# british paramedics



## angbabes (Nov 22, 2008)

hi not sure if anyone can help im a EMT working in london and my partner is a paramedic we are looking to relocate to either alberta or BC in the future but dont know how it works with our qualifications if they are accepted or not would be grateful if anyone can give me any info


----------



## Getting There (Nov 19, 2008)

angbabes said:


> hi not sure if anyone can help im a EMT working in london and my partner is a paramedic we are looking to relocate to either alberta or BC in the future but dont know how it works with our qualifications if they are accepted or not would be grateful if anyone can give me any info


Hi angbabes,

We saw this post and smiled. Guess what? We were with a British Paramedic and his wife this morning - we're helping them with their relocation to Calgary and surrounds. While we were with him, he put in a call to a guy that I had got hold of as a contact and was offered the chance of casual Paramedic work in the area surrounding Calgary or permanent work in Calgary - not a bad result for 10 minutes on the phone.

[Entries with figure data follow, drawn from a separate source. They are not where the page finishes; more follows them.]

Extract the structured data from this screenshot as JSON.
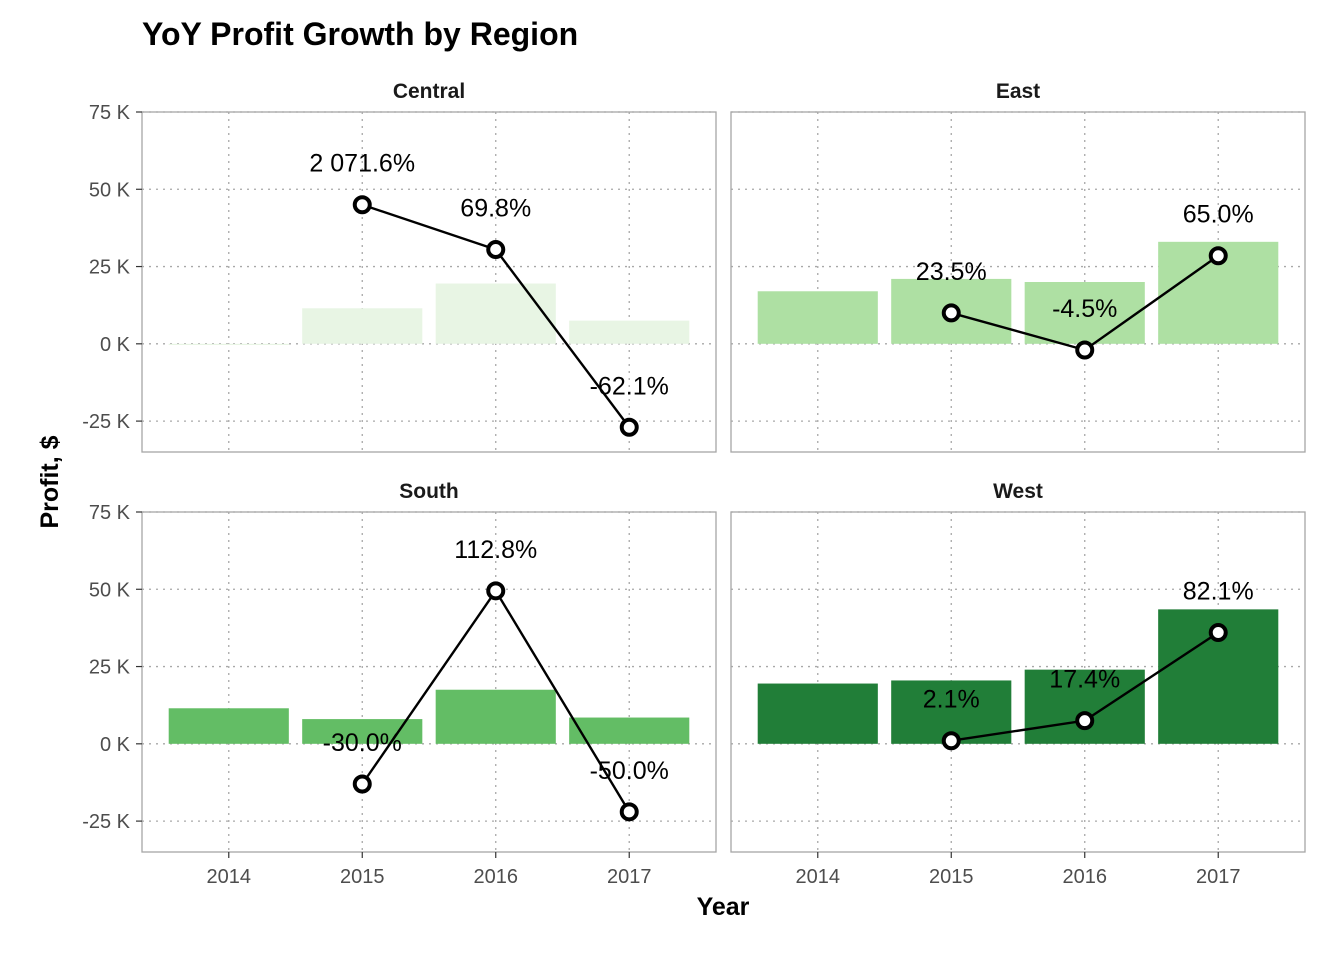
{
  "chart_data": {
    "type": "bar",
    "title": "YoY Profit Growth by Region",
    "xlabel": "Year",
    "ylabel": "Profit, $",
    "categories": [
      "2014",
      "2015",
      "2016",
      "2017"
    ],
    "ylim": [
      -35000,
      75000
    ],
    "yticks": [
      -25000,
      0,
      25000,
      50000,
      75000
    ],
    "ytick_labels": [
      "-25 K",
      "0 K",
      "25 K",
      "50 K",
      "75 K"
    ],
    "grid": true,
    "line_color": "#000000",
    "panels": [
      {
        "name": "Central",
        "bar_color": "#e8f5e4",
        "profit": [
          0,
          11500,
          19500,
          7500
        ],
        "growth_points": [
          null,
          45000,
          30500,
          -27000
        ],
        "growth_labels": [
          "",
          "2 071.6%",
          "69.8%",
          "-62.1%"
        ]
      },
      {
        "name": "East",
        "bar_color": "#aee0a3",
        "profit": [
          17000,
          21000,
          20000,
          33000
        ],
        "growth_points": [
          null,
          10000,
          -2000,
          28500
        ],
        "growth_labels": [
          "",
          "23.5%",
          "-4.5%",
          "65.0%"
        ]
      },
      {
        "name": "South",
        "bar_color": "#63bd65",
        "profit": [
          11500,
          8000,
          17500,
          8500
        ],
        "growth_points": [
          null,
          -13000,
          49500,
          -22000
        ],
        "growth_labels": [
          "",
          "-30.0%",
          "112.8%",
          "-50.0%"
        ]
      },
      {
        "name": "West",
        "bar_color": "#217e38",
        "profit": [
          19500,
          20500,
          24000,
          43500
        ],
        "growth_points": [
          null,
          1000,
          7500,
          36000
        ],
        "growth_labels": [
          "",
          "2.1%",
          "17.4%",
          "82.1%"
        ]
      }
    ]
  }
}
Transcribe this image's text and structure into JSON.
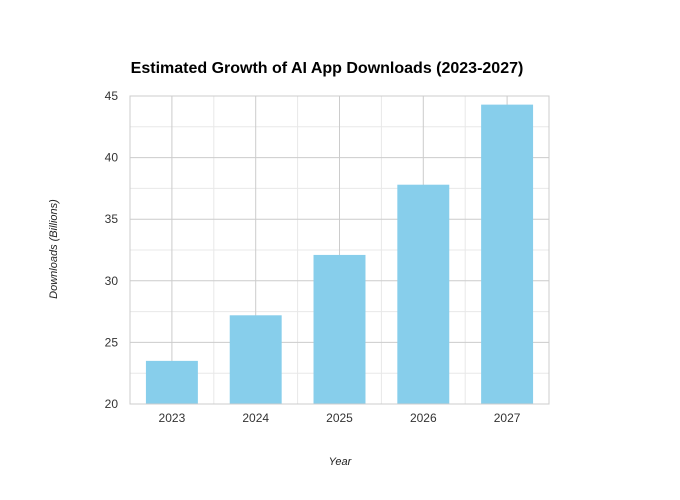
{
  "chart_data": {
    "type": "bar",
    "title": "Estimated Growth of AI App Downloads (2023-2027)",
    "xlabel": "Year",
    "ylabel": "Downloads (Billions)",
    "categories": [
      "2023",
      "2024",
      "2025",
      "2026",
      "2027"
    ],
    "values": [
      23.5,
      27.2,
      32.1,
      37.8,
      44.3
    ],
    "ylim": [
      20,
      45
    ],
    "yticks": [
      20,
      25,
      30,
      35,
      40,
      45
    ],
    "grid": true,
    "legend": "none",
    "bar_color": "#87CEEB",
    "grid_color": "#cccccc",
    "minor_grid_color": "#e8e8e8"
  }
}
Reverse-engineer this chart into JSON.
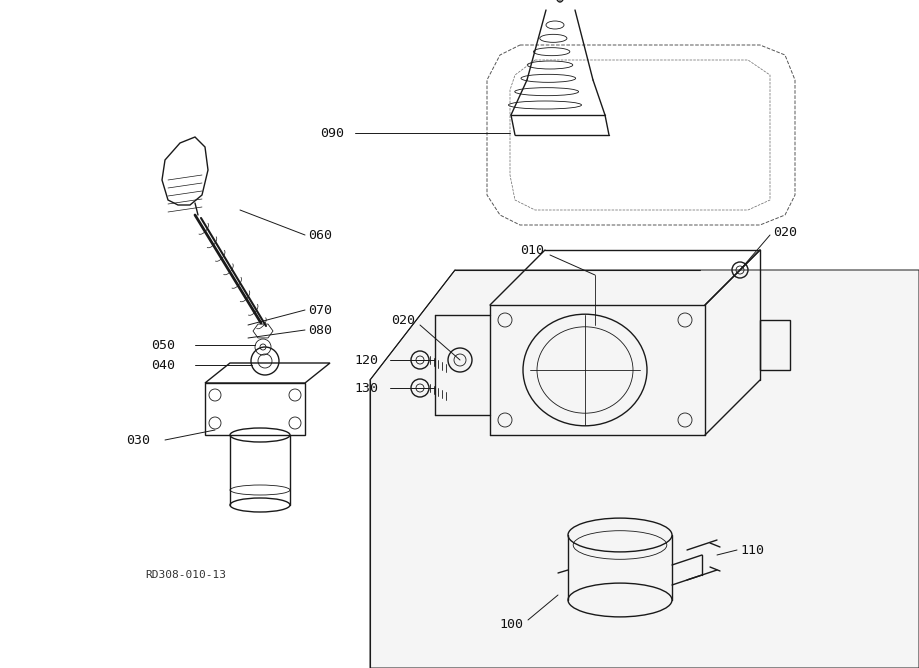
{
  "bg_color": "#ffffff",
  "line_color": "#1a1a1a",
  "label_color": "#111111",
  "ref_code": "RD308-010-13",
  "figsize": [
    9.19,
    6.68
  ],
  "dpi": 100
}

Drop us a Private Message if you would like to know more or write to Eamonn at
[email protected]
Will see if we can find out more info about the hurdles this chap has had to jump over.

Kind regards,

Eamonn & Janet.


----------



## angbabes (Nov 22, 2008)

Getting There said:


> Hi angbabes,
> 
> We saw this post and smiled. Guess what? We were with a British Paramedic and his wife this morning - we're helping them with their relocation to Calgary and surrounds. While we were with him, he put in a call to a guy that I had got hold of as a contact and was offered the chance of casual Paramedic work in the area surrounding Calgary or permanent work in Calgary - not a bad result for 10 minutes on the phone.
> 
> ...






hi Eamonn & janet

thanks for your help ill send you an email with some more questions


----------



## Getting There (Nov 19, 2008)

angbabes said:


> hi Eamonn & janet
> 
> thanks for your help ill send you an email with some more questions


No problem. Will look out for your mail. Wont promise to know all the answers re being a Paramedic but do promise to do our best to find out and help where we can.

Kind regards,

Eamonn & Janet.


----------